他又看了袁世凯一眼,看他没什么表情,又继续道:“淮盐年收入三四千万元,改进盐法之后,加了附加税只怕还要高。雨辰掌握淮盐已经四个月了,国家有六七百万元都流到他口袋里去啦!”
袁世凯听得心中一阵烦恶,摇头道:“这个雨辰还真是软硬不吃。留着他,必为共和大患啊!这么截留中央财政,还成个样子吗?”
他又问陈宦:“芝泉的命令该发过了吧,百里他们还没回北京吗?”
陈宦苦笑道:“这个就别提啦,百里他们只是推说有病,跟着南下的参谋告假的告假,请辞的请辞,没一个回来的。这雨辰收揽人心的本事,也不在他敛财的本事之下啊。”
袁世凯哼了一声:“我倒不怕他会敛财,我就怕他会花钱!凤凰(熊希龄老家湘西凤凰厅,时人多称他为熊凤凰),淮盐的事情好也罢,歹也罢。反正咱们尽早把借款办成了,抵押出去。让英国人和他打交道去吧!”
他一巴掌拍在徐州这个地方:“不过雨辰如此跋扈,我深恨当初听了张季直的话,在津浦路上放了他一马!就算张季直,被雨辰利用过之后,现在也被他弃若敝屣。这人天性就自私凉薄,居心更不可问!咱们真得好好商议一下,该怎么对付他才是。”
熊希龄想了一下,奇怪地道:“总统,现在您的声望如日中天,又是国家元首,发份命令调他入京就是了。到时候还不是该怎么摆布他就怎么摆布他?云南蔡松坡,不是朝奉命令,晚即就道吗?”
大家还没来得及反驳他,就听见门口一个声音大声道:“熊凤凰,你还是老实办你的借款吧!这些军国大事,你是不懂的。”
大家目光往门口一看,就见杨度穿了一身夹袍,外面是熟罗马褂,很是倜傥地推门进来,开口就是不客气地嘲笑了熊希龄。这次内阁各部,杨度连个次长都没捞到,大家都知道他心中有气。
袁世凯面上什么情绪都没有,只是朝杨度笑道:“皙子,怎么对凤凰这样说话呢,他毕竟是你的前辈啊。”
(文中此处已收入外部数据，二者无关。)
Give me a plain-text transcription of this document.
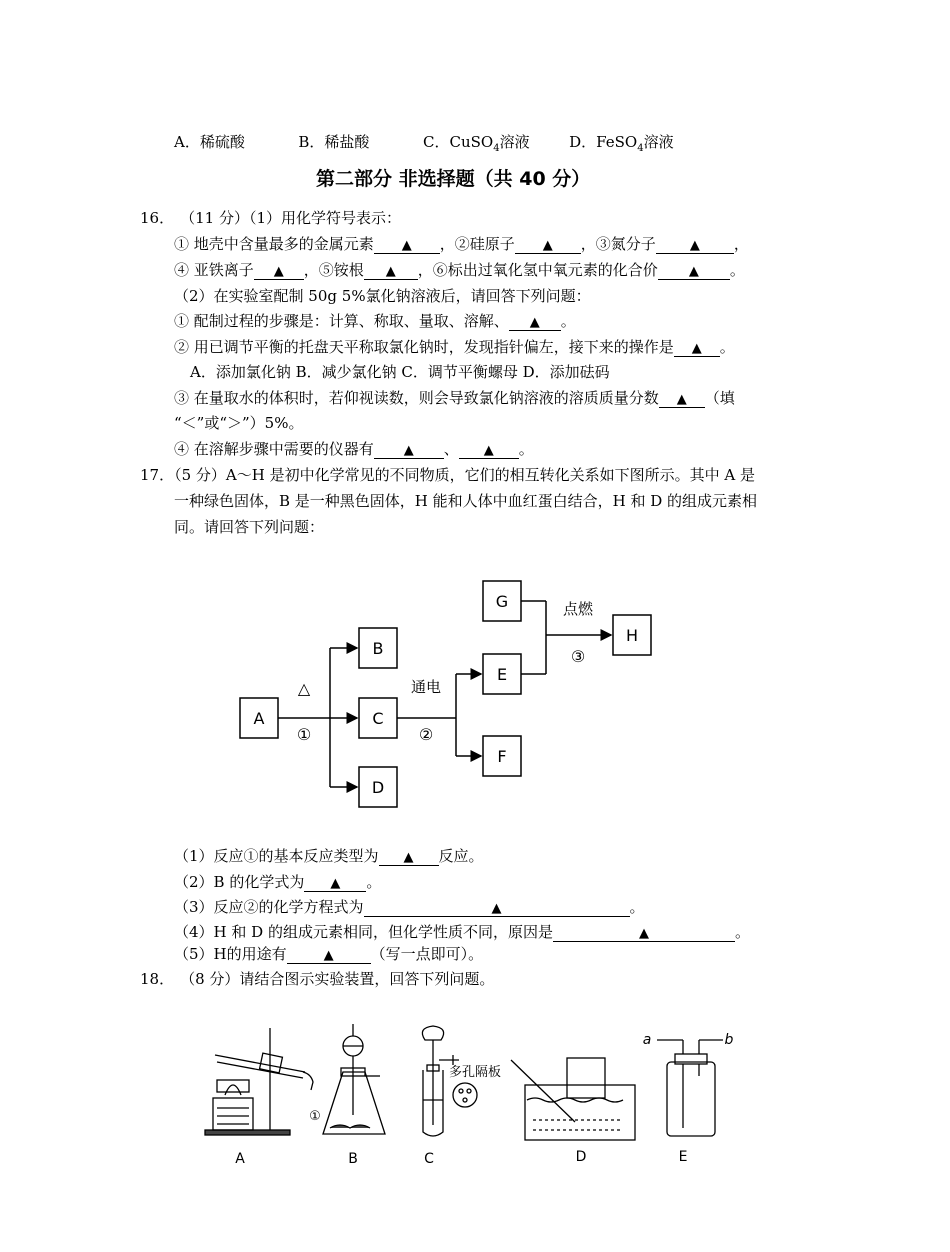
A．稀硫酸	B．稀盐酸	C．CuSO$_4$溶液	D．FeSO$_4$溶液
第二部分 非选择题（共 40 分）
16． （11 分）（1）用化学符号表示：
① 地壳中含量最多的金属元素 ▲ ，②硅原子 ▲ ，③氮分子	▲ ，
④ 亚铁离子 ▲ ，⑤铵根 ▲ ，⑥标出过氧化氢中氧元素的化合价 ▲ 。
（2）在实验室配制 50g 5%氯化钠溶液后，请回答下列问题：
① 配制过程的步骤是：计算、称取、量取、溶解、 ▲ 。
② 用已调节平衡的托盘天平称取氯化钠时，发现指针偏左，接下来的操作是 ▲ 。
A．添加氯化钠 B．减少氯化钠 C．调节平衡螺母 D．添加砝码
③ 在量取水的体积时，若仰视读数，则会导致氯化钠溶液的溶质质量分数 ▲ （填
“＜”或“＞”）5%。
④ 在溶解步骤中需要的仪器有 ▲ 、 ▲ 。
17．（5 分）A～H 是初中化学常见的不同物质，它们的相互转化关系如下图所示。其中 A 是
一种绿色固体，B 是一种黑色固体，H 能和人体中血红蛋白结合，H 和 D 的组成元素相
同。请回答下列问题：
A
B
C
D
E
F
G
H
△
①
通电
②
点燃
③
（1）反应①的基本反应类型为 ▲ 反应。
（2）B 的化学式为 ▲ 。
（3）反应②的化学方程式为	▲	。
（4）H 和 D 的组成元素相同，但化学性质不同，原因是	▲	。
（5）H的用途有	▲ （写一点即可）。
18． （8 分）请结合图示实验装置，回答下列问题。
A	B	C	D	E
多孔隔板
①
a	b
杨度嘿嘿一笑,斜着眼睛看了一眼熊希龄,转身就走到地图前面:“蔡松坡能马上奉命入京,还不是因为两点。一是他的老师梁任公现在和总统已经结成同盟。二是咱们在云南有曲同丰的一旅兵牵制着他?而且他到北京却也不是白来。咱们的曲同丰也和他一起解职,把云南所有兵力都交给了蔡松坡的学生唐继尧?中国的事情没那么好办……”
他拍了一下徐州那边:“至于雨辰,我们可没办法向对蔡松坡那样对付他。他背后是同盟会的江苏都督庄蕴宽,孙中山已经交代了要他和雨辰联成一气。他东面是大海,西面也无可以牵制他的部队,除了皖南部分稍有罅隙之外,沿淮河布置军队连成一线,咱们竟然是无机可乘!”
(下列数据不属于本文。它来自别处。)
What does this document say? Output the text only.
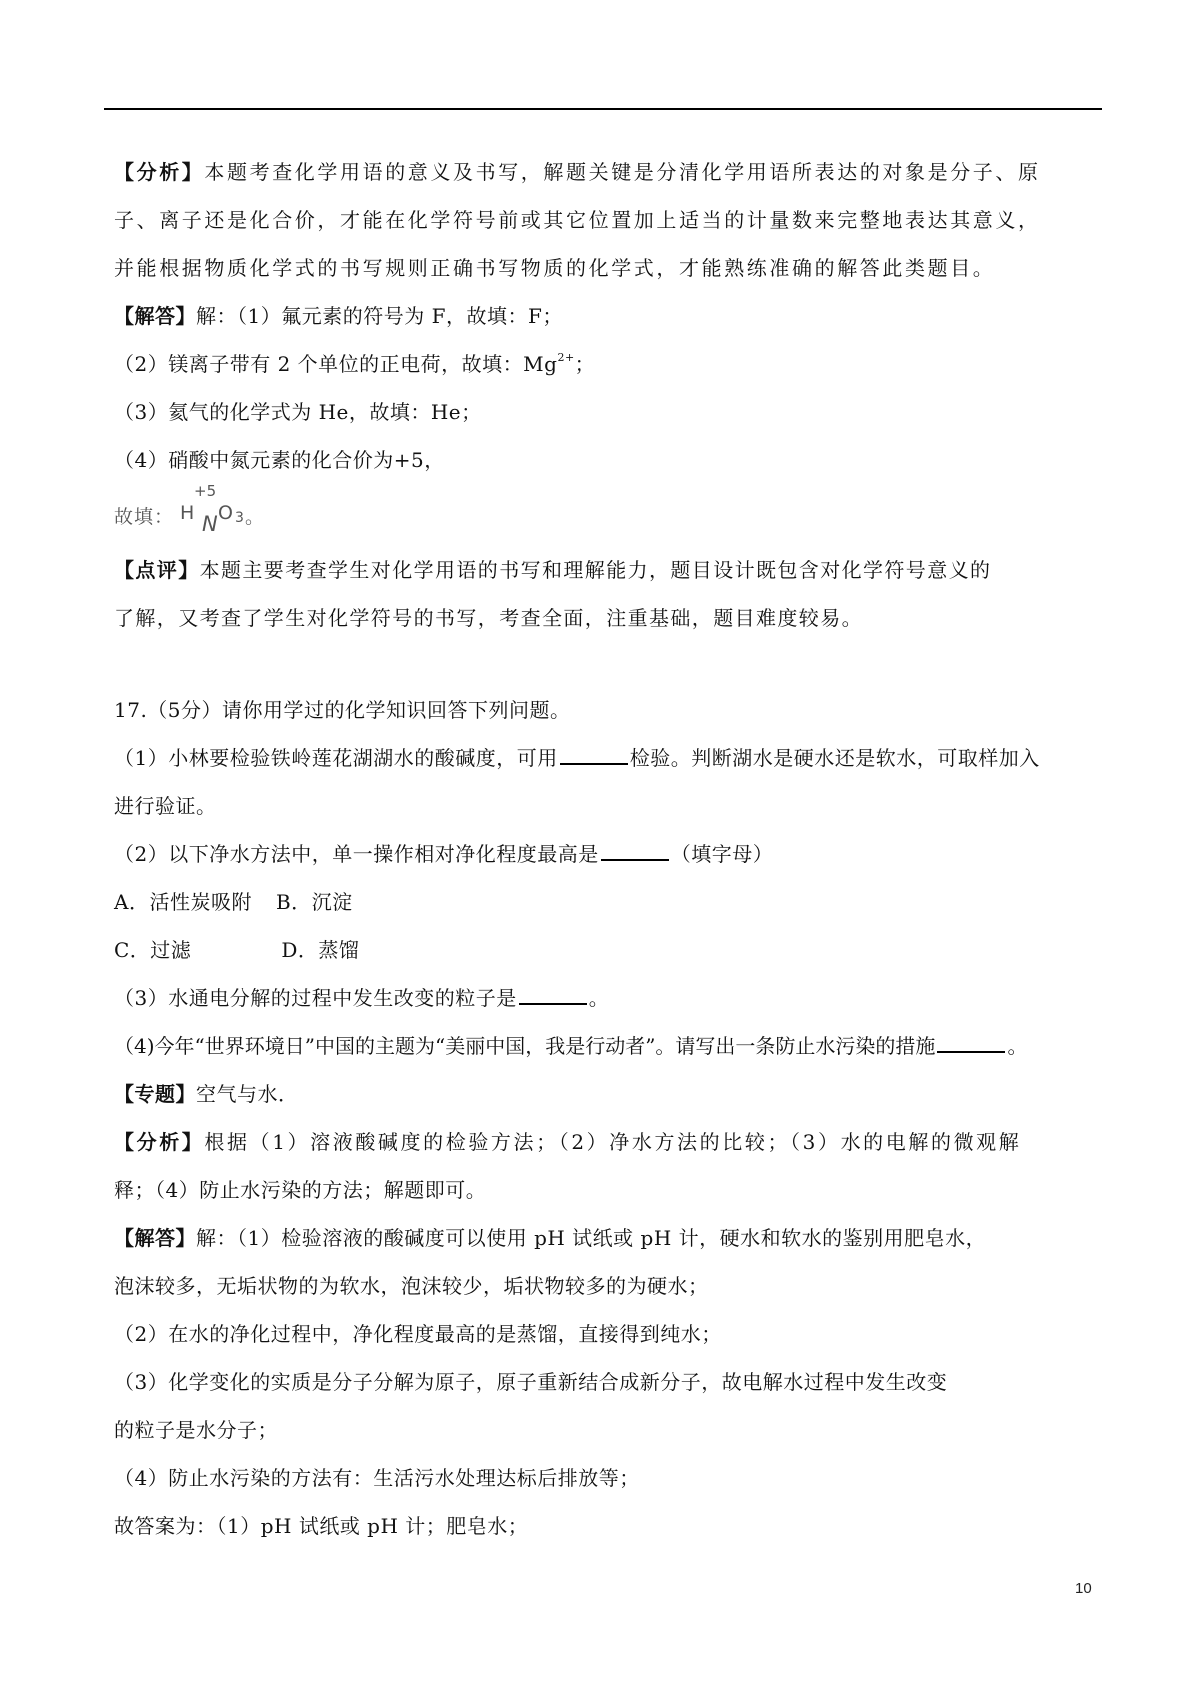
【分析】本题考查化学用语的意义及书写，解题关键是分清化学用语所表达的对象是分子、原
子、离子还是化合价，才能在化学符号前或其它位置加上适当的计量数来完整地表达其意义，
并能根据物质化学式的书写规则正确书写物质的化学式，才能熟练准确的解答此类题目。
【解答】解：（1）氟元素的符号为 F，故填：F；
（2）镁离子带有 2 个单位的正电荷，故填：$Mg^{2+}$；
（3）氦气的化学式为 He，故填：He；
（4）硝酸中氮元素的化合价为+5，
故填： H
+5
N O 3 。
【点评】本题主要考查学生对化学用语的书写和理解能力，题目设计既包含对化学符号意义的
了解，又考查了学生对化学符号的书写，考查全面，注重基础，题目难度较易。
17.（5分）请你用学过的化学知识回答下列问题。
（1）小林要检验铁岭莲花湖湖水的酸碱度，可用	检验。判断湖水是硬水还是软水，可取样加入
进行验证。
（2）以下净水方法中，单一操作相对净化程度最高是	（填字母）
A．活性炭吸附 B．沉淀
C．过滤	D．蒸馏
（3）水通电分解的过程中发生改变的粒子是	。
（4)今年“世界环境日”中国的主题为“美丽中国，我是行动者”。请写出一条防止水污染的措施	。
【专题】空气与水．
【分析】根据（1）溶液酸碱度的检验方法；（2）净水方法的比较；（3）水的电解的微观解
释；（4）防止水污染的方法；解题即可。
【解答】解：（1）检验溶液的酸碱度可以使用 pH 试纸或 pH 计，硬水和软水的鉴别用肥皂水，
泡沫较多，无垢状物的为软水，泡沫较少，垢状物较多的为硬水；
（2）在水的净化过程中，净化程度最高的是蒸馏，直接得到纯水；
（3）化学变化的实质是分子分解为原子，原子重新结合成新分子，故电解水过程中发生改变
的粒子是水分子；
（4）防止水污染的方法有：生活污水处理达标后排放等；
故答案为：（1）pH 试纸或 pH 计；肥皂水；
10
他在那里说得神采飞扬,每个在室内的人,心里面似乎都有两个字“狂生”。熊希龄刚才明明就是在袁世凯面前装傻,也只有你才会以为天下人都比你笨!
袁世凯苦笑道:“皙子,听你这么一说,我们就没办法对付他了吗?”
杨度神秘地笑了笑,从袖子里取出一卷纸来,将它双手递给了袁世凯:“这里是我想的一些条陈,总统得暇时可以翻翻。反正我现在也是闲人一个,总统有什么意见想问我,随时听候总统的传唤。”
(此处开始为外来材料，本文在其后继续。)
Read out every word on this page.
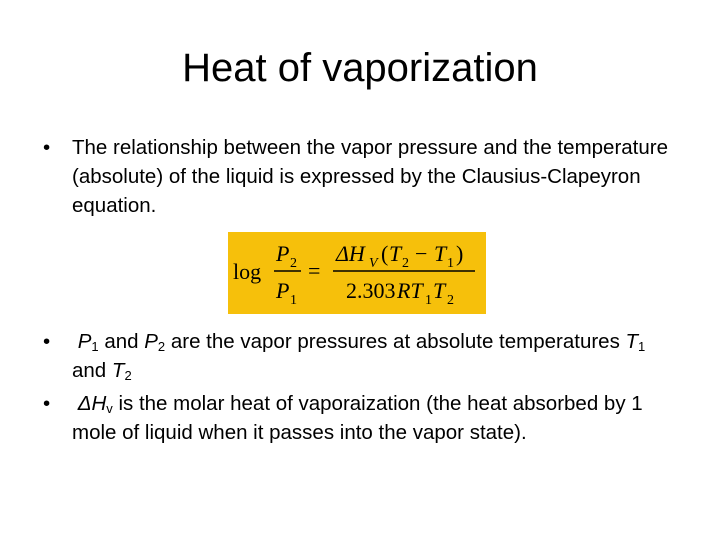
Heat of vaporization
•	The relationship between the vapor pressure and the temperature (absolute) of the liquid is expressed by the Clausius-Clapeyron equation.
log
P 2
P 1
=
ΔH V ( T 2 − T 1 )
2.303 RT 1 T 2
•	$P_1$ and $P_2$ are the vapor pressures at absolute temperatures $T_1$ and $T_2$
•	$\Delta H_v$ is the molar heat of vaporaization (the heat absorbed by 1 mole of liquid when it passes into the vapor state).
说着他朝袁世凯行了个礼,施施然地就推门出去了,远远的还听到他在长吟:“我惭携短剑,只为看山来……”却是他老师的诗。
满室的人脸上神色都复杂得很,对杨度现在这个狂生作态,都不以为然得很。袁世凯默不作声地将那沓条陈往身上一放,淡淡笑道:“皙子就是这个脾气,大家习惯了就好。人有才气,便是如此。大家要敬其才,莫怪其行。”
他身边的副官长提醒袁世凯道:“总统,马上要去总统府办盖印的事情了,您是不是马上动身?”
躬送袁世凯离开后,室内的空气又恢复了松动。陈宦朝熊希龄笑道:“凤凰兄,听说杨皙子这次指名要内务部和交通部两个大部,最后的结果却让他很没脸?”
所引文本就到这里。